Ellipsometric and reflectometric characterization of thin films exhibiting thickness non-uniformity and boundary roughness

Abstract

In this paper epitaxial ZnSe thin films prepared by molecular beam epitaxy onto GaAs single crystal substrates exhibiting two defects, i.e. boundary roughness and thickness non-uniformity, are optically characterized using a combination of spectroscopic ellipsometry and near-normal spectroscopic reflectometry. The influence of boundary roughness is included into optical quantity formulae by the combination of the scalar diffraction theory and Rayleigh–Rice theory. Very thin overalyers modelled by rough thin films with identically rough boundaries are taken into account on the upper boundaries of the ZnSe thin films. Two approximations are used to express the local reflection coefficient of the rough ZnSe thin films covered with the overlayers within combination of both the theories.
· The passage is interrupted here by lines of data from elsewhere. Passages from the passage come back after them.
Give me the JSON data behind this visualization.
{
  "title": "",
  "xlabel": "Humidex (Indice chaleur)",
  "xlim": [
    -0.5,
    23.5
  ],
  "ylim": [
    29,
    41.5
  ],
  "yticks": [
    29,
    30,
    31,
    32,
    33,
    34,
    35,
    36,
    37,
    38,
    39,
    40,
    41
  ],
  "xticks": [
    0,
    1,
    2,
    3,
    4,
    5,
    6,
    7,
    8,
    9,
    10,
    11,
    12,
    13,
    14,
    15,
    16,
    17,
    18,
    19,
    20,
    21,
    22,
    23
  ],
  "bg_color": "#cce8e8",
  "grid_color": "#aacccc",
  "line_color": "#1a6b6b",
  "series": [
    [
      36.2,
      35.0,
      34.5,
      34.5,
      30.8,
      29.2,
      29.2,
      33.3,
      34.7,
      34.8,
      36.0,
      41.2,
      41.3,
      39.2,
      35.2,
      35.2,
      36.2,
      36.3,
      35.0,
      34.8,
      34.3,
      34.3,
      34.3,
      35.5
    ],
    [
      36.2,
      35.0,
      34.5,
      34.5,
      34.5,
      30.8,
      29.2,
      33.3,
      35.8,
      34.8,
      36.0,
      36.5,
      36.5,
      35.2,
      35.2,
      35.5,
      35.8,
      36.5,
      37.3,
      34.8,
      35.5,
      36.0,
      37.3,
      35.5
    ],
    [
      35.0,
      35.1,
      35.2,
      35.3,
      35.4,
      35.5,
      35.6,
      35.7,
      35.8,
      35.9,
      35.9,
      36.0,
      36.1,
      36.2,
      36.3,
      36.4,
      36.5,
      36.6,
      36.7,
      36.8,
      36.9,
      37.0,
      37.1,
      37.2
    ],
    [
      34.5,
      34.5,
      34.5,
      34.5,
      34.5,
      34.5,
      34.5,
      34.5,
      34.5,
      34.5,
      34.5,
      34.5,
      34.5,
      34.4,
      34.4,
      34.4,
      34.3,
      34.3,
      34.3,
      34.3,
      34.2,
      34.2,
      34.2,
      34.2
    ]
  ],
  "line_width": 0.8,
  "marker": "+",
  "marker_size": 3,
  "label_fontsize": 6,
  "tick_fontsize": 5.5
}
Thickness non-uniformity is incorporated by means of averaging the elements of the unnormalized Mueller matrices. The universal dispersion model of the optical constants of the ZnSe thin films based on parametrization of the joint density of electronic states is used. The spectral dependencies of the optical constants of the ZnSe thin films are determined within the wide spectral range (0.12–8.7eV). Moreover, the mean thickness of the ZnSe thin films and thickness of overlayers are determined together with the other structural parameters characterizing the defects. The values of roughness parameters, determined by the optical method, are verified by a comparison with results achieved by atomic force microscopy. It is also shown that the approximations of the local reflection coefficient presented are usable for processing the experimental data.